Source: Dr. Bill Musgrave, American Gold Exchange
Austin— Gold gained 0.5% after the FMOC agreed to expand its program of quantitative easing. In a program widely called QE4, the Fed will purchase of $45 billion in long-term Treasuries each month, in addition to the $40 billion in mortgage-backed securities already being bought under QE3. Tantamount to printing money, the expanded easing program is expected to weaken the dollar and boost demand for gold as inflation hedge and alternative store of value. The dollar fell for the third straight session, boosting the appeal of precious metals. Silver jumped 2.3% while sister metals platinum and palladium added 0.4% and 0.6%, respectively.
At the Comex close: February gold gained $8.30 to $1,717.90; March silver jumped 77 cents to $33.78; January platinum added $6.40, to $1,646.40; and March palladium picked up $4.35 to $701.15 an ounce.

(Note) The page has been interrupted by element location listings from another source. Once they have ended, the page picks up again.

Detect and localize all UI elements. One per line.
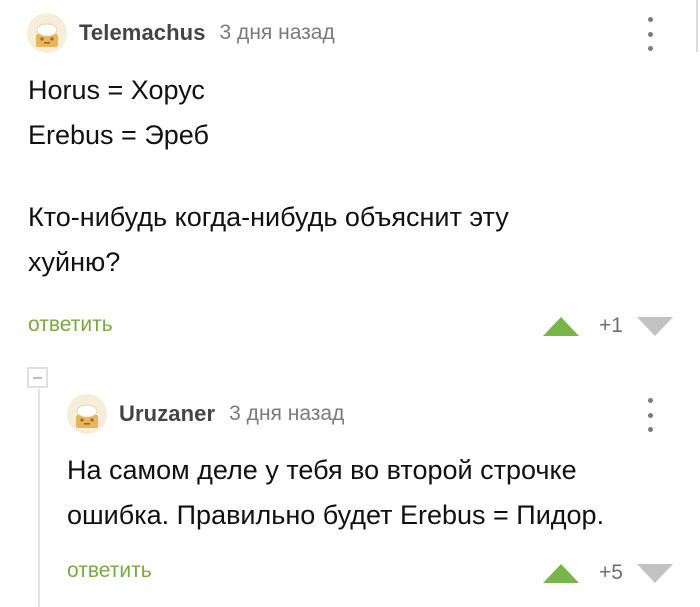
rating-count: +5 [599, 561, 623, 584]
comment-line: Horus = Хорус [28, 75, 205, 105]
default-avatar-icon [67, 394, 107, 434]
scrollbar[interactable] [694, 0, 700, 607]
downvote-arrow-icon[interactable] [636, 316, 673, 336]
avatar[interactable] [27, 13, 67, 53]
comment-header: Uruzaner 3 дня назад [67, 394, 344, 434]
kebab-menu-icon[interactable] [643, 17, 657, 51]
default-avatar-icon [27, 13, 67, 53]
comment-line: хуйню? [28, 247, 121, 277]
comment-text: Horus = Хорус Erebus = Эреб Кто-нибудь к… [28, 68, 509, 285]
comment-line: ошибка. Правильно будет Erebus = Пидор. [67, 500, 605, 530]
downvote-arrow-icon[interactable] [636, 563, 673, 583]
upvote-arrow-icon[interactable] [543, 563, 579, 583]
reply-link[interactable]: ответить [67, 559, 152, 583]
comment-text: На самом деле у тебя во второй строчке о… [67, 448, 604, 538]
comment-line: Erebus = Эреб [28, 120, 209, 150]
comment-line: Кто-нибудь когда-нибудь объяснит эту [28, 202, 509, 232]
upvote-arrow-icon[interactable] [543, 316, 579, 336]
reply-link[interactable]: ответить [28, 313, 113, 337]
avatar[interactable] [67, 394, 107, 434]
kebab-menu-icon[interactable] [643, 398, 657, 432]
vote-controls: +5 [543, 561, 673, 585]
author-name[interactable]: Uruzaner [119, 401, 215, 427]
comment-time: 3 дня назад [219, 21, 335, 44]
rating-count: +1 [599, 314, 623, 337]
comment-line-blank [28, 158, 509, 195]
collapse-minus-icon[interactable] [27, 367, 48, 388]
comment-time: 3 дня назад [229, 402, 345, 425]
comment-line: На самом деле у тебя во второй строчке [67, 455, 577, 485]
author-name[interactable]: Telemachus [79, 20, 206, 46]
thread-line[interactable] [38, 389, 40, 607]
comment-header: Telemachus 3 дня назад [27, 13, 335, 53]
vote-controls: +1 [543, 314, 673, 338]
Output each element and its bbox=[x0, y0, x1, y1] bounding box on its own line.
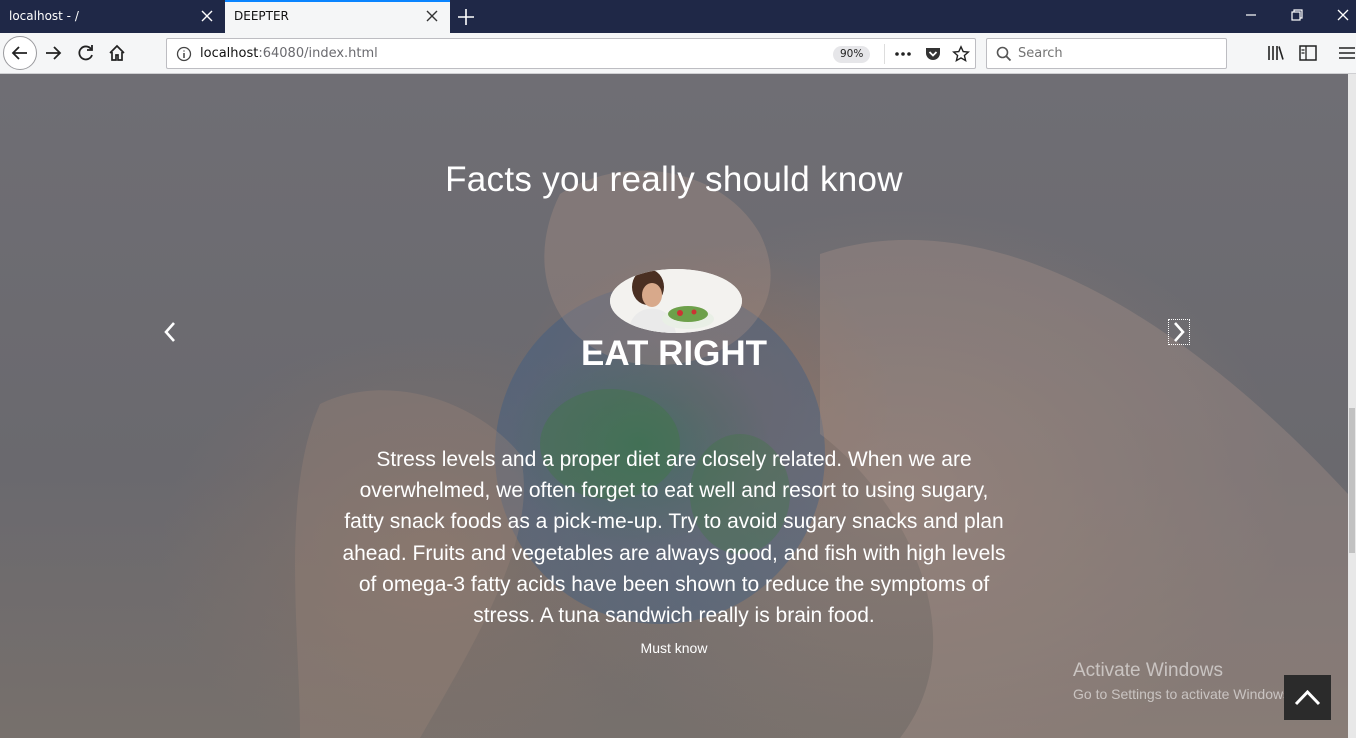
home-icon[interactable] bbox=[107, 43, 127, 63]
pocket-icon[interactable] bbox=[924, 45, 942, 63]
zoom-badge[interactable]: 90% bbox=[833, 46, 871, 63]
slide-title: EAT RIGHT bbox=[580, 334, 767, 373]
slide-text: Stress levels and a proper diet are clos… bbox=[342, 448, 1006, 628]
more-actions-icon[interactable] bbox=[894, 45, 912, 63]
salad-image bbox=[610, 269, 742, 333]
window-close-icon[interactable] bbox=[1336, 8, 1350, 22]
url-path: :64080/index.html bbox=[258, 46, 378, 61]
search-placeholder: Search bbox=[1018, 46, 1063, 61]
forward-icon[interactable] bbox=[43, 43, 63, 63]
new-tab-icon[interactable] bbox=[455, 6, 477, 28]
page-content: Facts you really should know EAT RIGHT S… bbox=[0, 74, 1348, 738]
bookmark-star-icon[interactable] bbox=[952, 45, 970, 63]
activate-windows-title: Activate Windows bbox=[1073, 660, 1223, 681]
url-host: localhost bbox=[200, 46, 259, 61]
sidebar-icon[interactable] bbox=[1298, 43, 1318, 63]
url-bar[interactable]: localhost:64080/index.html 90% bbox=[166, 38, 976, 69]
tab-title: localhost - / bbox=[9, 9, 79, 23]
tab-title: DEEPTER bbox=[234, 9, 289, 23]
info-icon[interactable] bbox=[176, 46, 192, 62]
url-divider bbox=[884, 44, 885, 64]
restore-icon[interactable] bbox=[1290, 8, 1304, 22]
url-text[interactable]: localhost:64080/index.html bbox=[200, 46, 378, 61]
menu-icon[interactable] bbox=[1337, 43, 1356, 63]
tab-localhost[interactable]: localhost - / bbox=[0, 0, 225, 33]
scrollbar-thumb[interactable] bbox=[1349, 408, 1355, 553]
must-know-link[interactable]: Must know bbox=[0, 640, 1348, 656]
search-bar[interactable]: Search bbox=[986, 38, 1227, 69]
library-icon[interactable] bbox=[1266, 43, 1286, 63]
scroll-to-top-button[interactable] bbox=[1284, 675, 1331, 720]
tab-deepter[interactable]: DEEPTER bbox=[225, 0, 450, 33]
salad-photo bbox=[610, 269, 742, 333]
back-button[interactable] bbox=[3, 36, 37, 70]
tab-strip: localhost - / DEEPTER bbox=[0, 0, 1356, 33]
vertical-scrollbar[interactable] bbox=[1348, 74, 1356, 738]
search-icon bbox=[996, 46, 1012, 62]
carousel-next-icon[interactable] bbox=[1168, 319, 1190, 345]
close-icon[interactable] bbox=[425, 9, 439, 23]
reload-icon[interactable] bbox=[76, 43, 96, 63]
carousel-prev-icon[interactable] bbox=[160, 320, 180, 344]
section-heading: Facts you really should know bbox=[445, 160, 903, 199]
close-icon[interactable] bbox=[200, 9, 214, 23]
nav-bar: localhost:64080/index.html 90% Search bbox=[0, 33, 1356, 74]
activate-windows-subtitle: Go to Settings to activate Windows. bbox=[1073, 686, 1294, 702]
minimize-icon[interactable] bbox=[1244, 8, 1258, 22]
chevron-up-icon bbox=[1294, 689, 1321, 706]
back-arrow-icon bbox=[11, 46, 27, 60]
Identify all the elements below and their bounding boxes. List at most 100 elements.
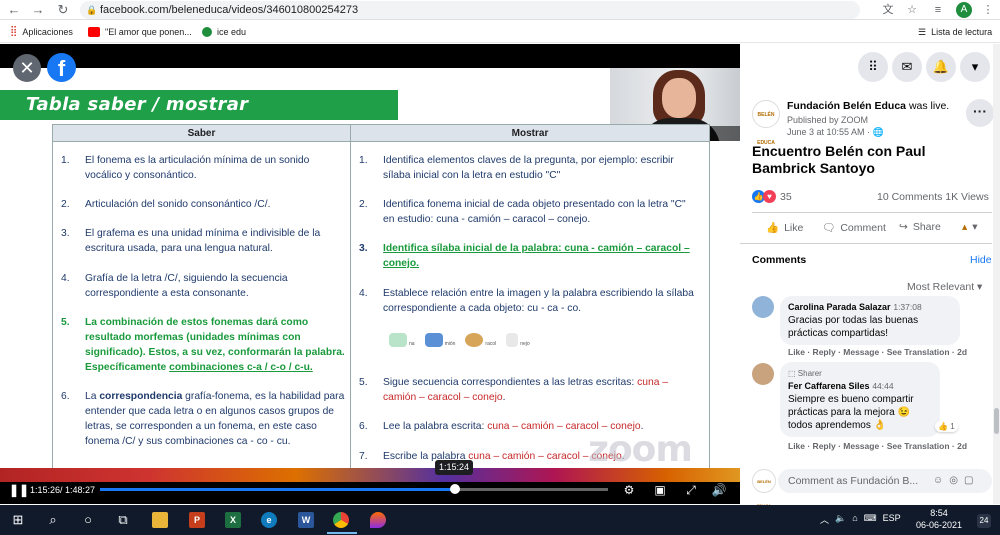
fullscreen-icon[interactable]: ⤢ [683,483,699,498]
divider [740,243,992,244]
truck-icon [424,333,443,347]
col-header-mostrar: Mostrar [351,125,709,142]
chevron-down-icon: ▾ [972,221,978,233]
file-explorer-icon[interactable] [152,512,168,528]
settings-icon[interactable]: ⚙ [621,483,637,497]
avatar[interactable] [752,363,774,385]
search-icon[interactable]: ⌕ [38,505,68,535]
comment-icon: 🗨 [822,222,836,234]
mostrar-item: 4. Establece relación entre la imagen y l… [359,288,694,314]
camera-icon[interactable]: ◎ [949,475,958,486]
seek-handle[interactable] [449,484,460,494]
gif-icon[interactable]: ▢ [964,475,973,486]
love-reaction-icon: ♥ [763,190,776,203]
translate-icon[interactable]: 文 [880,2,896,18]
bookmark-youtube[interactable]: "El amor que ponen... [88,21,192,43]
post-header: Fundación Belén Educa was live. [787,100,950,112]
notification-center-icon[interactable]: 24 [977,514,991,528]
apps-grid-icon: ⣿ [10,26,18,37]
comment-like-count[interactable]: 👍 1 [935,421,958,432]
comment-input-tools: ☺ ◎ ▢ [933,475,973,486]
comment-button[interactable]: 🗨 Comment [822,221,886,235]
apps-bookmark[interactable]: ⣿ Aplicaciones [10,21,73,43]
paint-app-icon[interactable] [370,512,386,528]
comment-view-counts[interactable]: 10 Comments 1K Views [877,191,989,203]
post-time[interactable]: June 3 at 10:55 AM · 🌐 [787,127,884,138]
saber-item: 4. Grafía de la letra /C/, siguiendo la s… [61,273,288,299]
like-button[interactable]: 👍 Like [766,221,803,235]
url-text: facebook.com/beleneduca/videos/346010800… [100,4,359,16]
profile-avatar[interactable]: A [956,2,972,18]
active-app-indicator [327,532,357,534]
volume-tray-icon[interactable]: 🔈 [835,513,846,526]
pip-icon[interactable]: ▣ [652,483,668,497]
word-icon[interactable]: W [298,512,314,528]
comment-actions[interactable]: Like · Reply · Message · See Translation… [788,441,967,451]
page-name-link[interactable]: Fundación Belén Educa [787,100,906,112]
keyboard-icon[interactable]: ⌨ [864,513,877,526]
like-reaction-icon: 👍 [938,422,948,431]
more-options-icon[interactable]: ··· [966,99,994,127]
avatar[interactable] [752,296,774,318]
forward-icon[interactable]: → [30,2,46,18]
pause-icon[interactable]: ❚❚ [9,483,29,497]
reading-list-icon[interactable]: ≡ [930,2,946,18]
account-dropdown-icon[interactable]: ▾ [960,52,990,82]
cortana-icon[interactable]: ○ [73,505,103,535]
video-top-bar [0,44,740,68]
messenger-icon[interactable]: ✉ [892,52,922,82]
taskbar-clock[interactable]: 8:54 06-06-2021 [916,507,962,531]
comment-bubble: Carolina Parada Salazar 1:37:08 Gracias … [780,296,960,345]
scrollbar[interactable] [993,44,1000,504]
caret-down-icon: ▾ [977,281,983,293]
menu-grid-icon[interactable]: ⠿ [858,52,888,82]
scrollbar-thumb[interactable] [994,408,999,434]
bookmark-ice-edu[interactable]: ice edu [202,21,246,43]
comment-text: Siempre es bueno compartir prácticas par… [788,394,914,431]
task-view-icon[interactable]: ⧉ [108,505,138,535]
close-icon[interactable]: ✕ [13,54,41,82]
page-logo[interactable]: BELÉN EDUCA [752,100,780,146]
commenter-name[interactable]: Fer Caffarena Siles [788,381,870,391]
post-as-dropdown[interactable]: ▴ ▾ [962,221,978,233]
mostrar-item: 5. Sigue secuencia correspondientes a las… [359,377,669,403]
browser-toolbar: ← → ↻ 🔒 facebook.com/beleneduca/videos/3… [0,0,1000,20]
tray-chevron-icon[interactable]: ︿ [820,513,829,526]
saber-item: 2. Articulación del sonido consonántico /… [61,199,271,210]
facebook-logo-icon[interactable]: f [47,53,76,82]
reload-icon[interactable]: ↻ [55,2,71,18]
youtube-icon [88,27,100,37]
mostrar-item-highlight: 3. Identifica sílaba inicial de la palabr… [359,243,690,269]
commenter-name[interactable]: Carolina Parada Salazar [788,302,891,312]
reading-list-icon: ☰ [918,27,927,37]
windows-start-icon[interactable]: ⊞ [3,505,33,535]
fb-top-actions: ⠿ ✉ 🔔 ▾ [740,44,1000,90]
video-player[interactable]: ✕ f Tabla saber / mostrar Alejandra Dan.… [0,44,740,504]
back-icon[interactable]: ← [6,2,22,18]
address-bar[interactable]: 🔒 facebook.com/beleneduca/videos/3460108… [80,1,860,19]
sharer-badge-icon: ⬚ [788,369,796,378]
language-indicator[interactable]: ESP [883,513,901,526]
excel-icon[interactable]: X [225,512,241,528]
snail-icon [465,333,484,347]
cradle-icon [389,333,407,347]
hide-comments-link[interactable]: Hide [970,254,992,266]
reading-list-button[interactable]: ☰ Lista de lectura [918,21,992,43]
emoji-icon[interactable]: ☺ [933,475,943,486]
saber-item: 6. La correspondencia grafía-fonema, es l… [61,391,345,447]
comment-actions[interactable]: Like · Reply · Message · See Translation… [788,347,967,357]
seek-progress [100,488,455,491]
powerpoint-icon[interactable]: P [189,512,205,528]
share-button[interactable]: ↪ Share [899,221,941,233]
star-icon[interactable]: ☆ [904,2,920,18]
ice-edu-icon [202,27,212,37]
chrome-icon[interactable] [333,512,349,528]
volume-icon[interactable]: 🔊 [711,483,727,497]
comment-sort-dropdown[interactable]: Most Relevant ▾ [907,281,982,293]
network-icon[interactable]: ⌂ [852,513,857,526]
menu-icon[interactable]: ⋮ [980,2,996,18]
edge-icon[interactable]: e [261,512,277,528]
reaction-summary[interactable]: 👍 ♥ 35 [752,190,792,203]
notifications-icon[interactable]: 🔔 [926,52,956,82]
slide-title: Tabla saber / mostrar [0,90,398,120]
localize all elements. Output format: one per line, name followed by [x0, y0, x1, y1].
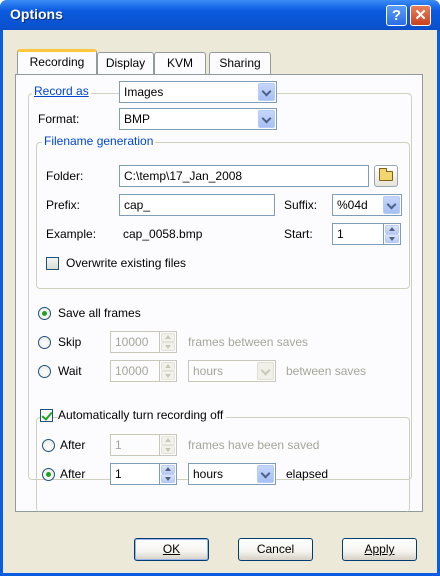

In a surprise move, the Fed also announced an unprecedented change in interest rate policy. Rather than maintaining near-zero rates until 2015, as it previously pledged, the Fed will now maintain them until unemployment drops to 6.5%, provided inflation remains below 2.5%, no matter how long it tales. For the first time, the central bank is linking its policy changes to hard economic thresholds for inflation and unemployment, rather than to arbitrary time-frames. The combination of QE4 and the new rate-pledge should drive gold above its all-time high of $1,923 sometime next year, says Edel Tully, global precious metals strategist for USB in London.